Growing up in coastal Southern California is a privilege. And having the means to surf consistently is an added bonus. The weather is temperate year-round, and surfing runs so deep in the culture of the place that even the non-surfing populous embraces it. Hell, I grew up in Huntington Beach. And whether the derivation of the nickname Surf City was just a clever marketing ploy or an honest-to-God suggestion by the City’s surfing denizens we’ll never know. The fact the town embraced it, though, is case in point.

In 2014, I packed up my things and drove with my wife across the country to do a stint in New York. We moved back to SoCal after two years. That short time hunting for waves back east, especially in the winter months, changed the way I now see some of the ubiquities of a Southern California surfing life. Here are just five of those things:

1. Hoods are just for style points

One thing I’ve never been able to understand, even before I ventured back east, is the desire to wear a hooded full suit in Southern California without booties. I mean, in my experience the order in which extremities get colder as temps drop has always been feet, then head, then hands. Surfers in New York have a love/hate relationship with winter. As a result, they tend to wait until the last minute to don a hood, which becomes a lifeline from November until about March or April. By spring, everyone’s doing all they can to avoid a hood – sometimes that includes wearing gloves and booties without covering the head. Back in SoCal, though, the hood seems to be more fashion sense than function. If you’re not cold enough to suffocate your tootsies, are your ears really that cold?
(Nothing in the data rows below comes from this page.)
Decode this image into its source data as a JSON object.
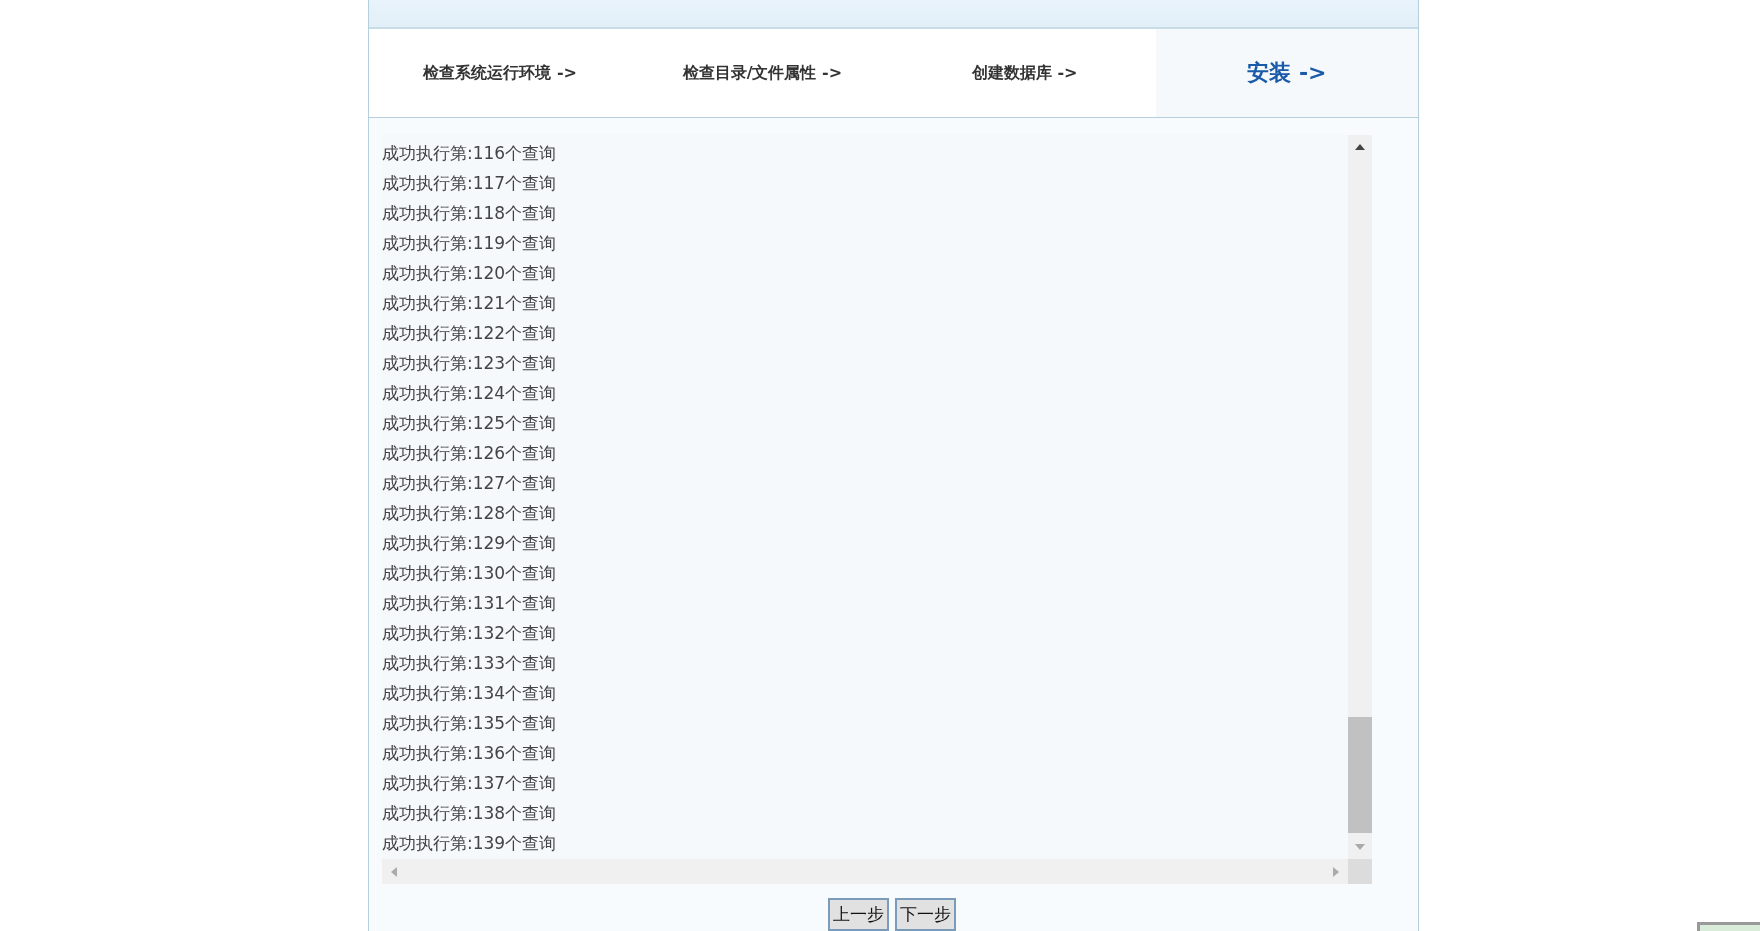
{
  "steps": [
    {
      "label": "检查系统运行环境 ->",
      "selected": false
    },
    {
      "label": "检查目录/文件属性 ->",
      "selected": false
    },
    {
      "label": "创建数据库 ->",
      "selected": false
    },
    {
      "label": "安装 ->",
      "selected": true
    }
  ],
  "log": {
    "lines": [
      "成功执行第:116个查询",
      "成功执行第:117个查询",
      "成功执行第:118个查询",
      "成功执行第:119个查询",
      "成功执行第:120个查询",
      "成功执行第:121个查询",
      "成功执行第:122个查询",
      "成功执行第:123个查询",
      "成功执行第:124个查询",
      "成功执行第:125个查询",
      "成功执行第:126个查询",
      "成功执行第:127个查询",
      "成功执行第:128个查询",
      "成功执行第:129个查询",
      "成功执行第:130个查询",
      "成功执行第:131个查询",
      "成功执行第:132个查询",
      "成功执行第:133个查询",
      "成功执行第:134个查询",
      "成功执行第:135个查询",
      "成功执行第:136个查询",
      "成功执行第:137个查询",
      "成功执行第:138个查询",
      "成功执行第:139个查询"
    ]
  },
  "buttons": [
    "上一步",
    "下一步"
  ]
}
2. We’re a wave spoiled bunch

In New York, I went through a transformation. I’d paddle out on days when the waves were barely rideable, just to get in the water. Funny thing was, a lot of people were doing the same. New York can get some incredible waves, but that requires serious patience. California, on the other hand, boasts more days of rideable surf. Since returning to California, I find myself reverting to old habits – e.g. checking the waves and not paddling out on days I would have been totally psyched on in New York.

3. Respect the beach break

From North Jersey to Long Island, you can count the number of structured breaks on one hand. And even then, they’re not at the same level as say, Rincon, Lowers, or even Swami’s. That leaves almost exclusively beach breaks to explore. Beach breaks demand your full attention to even begin to understand how and why they work. Sandbars come and go, they’re sensitive to the tide, swell direction, and the wind. Carrying that newfound respect for beach breaks is helpful in California if only to encourage you to check a lesser-known beach break during a big swell before heading to the overcrowded magnets. Who knows? You might score.
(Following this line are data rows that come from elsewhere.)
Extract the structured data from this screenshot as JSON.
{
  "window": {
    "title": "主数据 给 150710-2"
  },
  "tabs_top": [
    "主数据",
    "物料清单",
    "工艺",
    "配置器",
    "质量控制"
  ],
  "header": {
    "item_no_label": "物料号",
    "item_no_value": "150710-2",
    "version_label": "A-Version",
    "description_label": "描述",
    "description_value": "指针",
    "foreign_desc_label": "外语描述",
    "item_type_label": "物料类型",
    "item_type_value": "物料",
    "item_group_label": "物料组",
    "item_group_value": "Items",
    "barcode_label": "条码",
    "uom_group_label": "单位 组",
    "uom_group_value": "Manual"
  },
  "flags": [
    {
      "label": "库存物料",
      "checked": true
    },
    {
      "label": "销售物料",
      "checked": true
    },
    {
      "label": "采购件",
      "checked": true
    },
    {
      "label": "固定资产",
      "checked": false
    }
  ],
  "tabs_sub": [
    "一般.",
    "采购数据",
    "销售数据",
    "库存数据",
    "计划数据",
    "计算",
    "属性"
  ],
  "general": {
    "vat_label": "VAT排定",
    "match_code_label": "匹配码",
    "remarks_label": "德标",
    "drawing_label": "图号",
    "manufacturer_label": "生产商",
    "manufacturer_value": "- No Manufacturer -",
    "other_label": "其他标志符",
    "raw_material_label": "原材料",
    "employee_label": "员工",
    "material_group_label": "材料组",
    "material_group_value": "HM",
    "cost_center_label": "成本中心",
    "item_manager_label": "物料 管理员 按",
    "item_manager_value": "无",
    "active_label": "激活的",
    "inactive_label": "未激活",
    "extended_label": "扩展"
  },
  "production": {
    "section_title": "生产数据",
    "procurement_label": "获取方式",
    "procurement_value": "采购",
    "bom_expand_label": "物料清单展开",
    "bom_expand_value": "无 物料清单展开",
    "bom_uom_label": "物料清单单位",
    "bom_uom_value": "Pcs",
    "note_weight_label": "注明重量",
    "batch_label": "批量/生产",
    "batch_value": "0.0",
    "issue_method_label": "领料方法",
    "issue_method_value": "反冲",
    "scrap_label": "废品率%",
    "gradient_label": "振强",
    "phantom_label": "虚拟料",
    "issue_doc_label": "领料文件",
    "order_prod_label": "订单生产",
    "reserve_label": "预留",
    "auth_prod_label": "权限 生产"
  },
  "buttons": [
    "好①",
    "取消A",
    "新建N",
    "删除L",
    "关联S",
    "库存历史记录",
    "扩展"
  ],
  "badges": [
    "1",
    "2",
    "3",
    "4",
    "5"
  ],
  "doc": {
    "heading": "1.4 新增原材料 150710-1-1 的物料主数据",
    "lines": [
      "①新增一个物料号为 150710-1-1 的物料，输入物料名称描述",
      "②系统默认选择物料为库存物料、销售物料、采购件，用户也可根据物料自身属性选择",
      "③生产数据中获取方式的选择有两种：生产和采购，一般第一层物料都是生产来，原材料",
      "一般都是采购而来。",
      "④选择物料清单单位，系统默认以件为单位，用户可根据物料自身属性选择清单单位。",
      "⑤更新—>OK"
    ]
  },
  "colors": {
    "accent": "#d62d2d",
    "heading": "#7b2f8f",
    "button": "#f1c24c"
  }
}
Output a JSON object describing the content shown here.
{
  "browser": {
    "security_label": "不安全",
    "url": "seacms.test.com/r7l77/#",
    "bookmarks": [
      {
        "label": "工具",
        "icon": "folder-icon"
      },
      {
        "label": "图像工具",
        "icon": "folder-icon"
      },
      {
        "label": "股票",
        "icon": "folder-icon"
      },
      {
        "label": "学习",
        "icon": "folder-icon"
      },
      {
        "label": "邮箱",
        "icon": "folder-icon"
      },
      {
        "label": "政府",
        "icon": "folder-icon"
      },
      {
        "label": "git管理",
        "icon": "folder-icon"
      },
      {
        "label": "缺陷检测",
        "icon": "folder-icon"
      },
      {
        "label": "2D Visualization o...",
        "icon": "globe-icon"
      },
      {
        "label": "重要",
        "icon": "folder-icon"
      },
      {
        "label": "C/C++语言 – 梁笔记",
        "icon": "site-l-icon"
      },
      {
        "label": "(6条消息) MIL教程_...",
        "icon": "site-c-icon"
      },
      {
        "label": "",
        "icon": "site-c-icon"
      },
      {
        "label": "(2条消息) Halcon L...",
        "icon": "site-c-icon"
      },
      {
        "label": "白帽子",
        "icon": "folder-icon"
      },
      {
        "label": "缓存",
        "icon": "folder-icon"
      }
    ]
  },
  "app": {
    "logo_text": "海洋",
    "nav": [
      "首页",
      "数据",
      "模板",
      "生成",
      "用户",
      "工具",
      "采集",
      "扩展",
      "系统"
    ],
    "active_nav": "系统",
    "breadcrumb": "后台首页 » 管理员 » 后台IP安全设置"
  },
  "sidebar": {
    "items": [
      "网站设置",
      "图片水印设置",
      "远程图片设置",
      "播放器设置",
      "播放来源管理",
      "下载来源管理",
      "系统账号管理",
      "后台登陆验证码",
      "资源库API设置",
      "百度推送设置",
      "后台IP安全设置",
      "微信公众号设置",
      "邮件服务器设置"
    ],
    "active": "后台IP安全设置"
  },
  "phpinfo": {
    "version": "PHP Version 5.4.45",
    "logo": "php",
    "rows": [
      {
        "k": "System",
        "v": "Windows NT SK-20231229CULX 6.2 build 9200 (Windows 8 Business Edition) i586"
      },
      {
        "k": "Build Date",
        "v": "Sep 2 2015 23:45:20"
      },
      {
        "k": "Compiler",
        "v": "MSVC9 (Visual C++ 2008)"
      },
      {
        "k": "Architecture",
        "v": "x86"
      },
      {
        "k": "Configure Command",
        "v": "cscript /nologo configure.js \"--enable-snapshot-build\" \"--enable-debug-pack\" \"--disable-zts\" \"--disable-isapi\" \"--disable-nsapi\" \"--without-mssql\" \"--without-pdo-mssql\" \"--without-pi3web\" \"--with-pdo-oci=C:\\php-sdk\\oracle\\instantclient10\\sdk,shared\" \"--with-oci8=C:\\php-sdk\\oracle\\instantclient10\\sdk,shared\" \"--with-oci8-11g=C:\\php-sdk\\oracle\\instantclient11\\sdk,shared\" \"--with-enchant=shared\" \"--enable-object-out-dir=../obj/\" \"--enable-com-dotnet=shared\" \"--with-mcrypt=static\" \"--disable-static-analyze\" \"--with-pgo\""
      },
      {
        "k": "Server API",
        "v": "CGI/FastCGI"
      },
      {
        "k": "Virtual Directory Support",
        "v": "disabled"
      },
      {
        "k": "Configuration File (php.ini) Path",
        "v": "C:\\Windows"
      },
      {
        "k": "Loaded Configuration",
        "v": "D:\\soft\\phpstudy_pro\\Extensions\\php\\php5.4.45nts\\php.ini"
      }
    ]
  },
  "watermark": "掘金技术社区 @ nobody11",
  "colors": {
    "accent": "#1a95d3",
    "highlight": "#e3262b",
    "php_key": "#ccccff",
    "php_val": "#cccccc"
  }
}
4. A surfing life need not lack balance

Every surfer I met in New York seemed to have an idea of how to balance a surfing life with professional pursuits. The City has that kind of gravitational pull. When the waves are flat, get shit done. That was a common sentiment. But when it’s pumping, skip out on work. Do whatever you can to get in the water, because you don’t know when it’ll be good again. It’s not that California surfers don’t understand that. It’s just different. Some surf every day before work, for example, like going to the gym or something. In New York, surfing seven days a week ain’t an option.

5. Surfing is so SoCal

Growing up, I grew accustomed to driving past surf shops, knowing that major surf brands were headquartered close by, and seeing billboards advertising anything from coffee to cologne with images of surfing. Some liquor stores in Huntington Beach even sell surf wax! It’s so pervasive that if you don’t know any different you become blind to it. In coastal Long Island, though, surfing remains less central to the character of coastal towns. Long Beach (New York, not California, they say), for example, has a few surf shops, but beyond that, it has the feel of a working-class town that just so happens to be by the coast.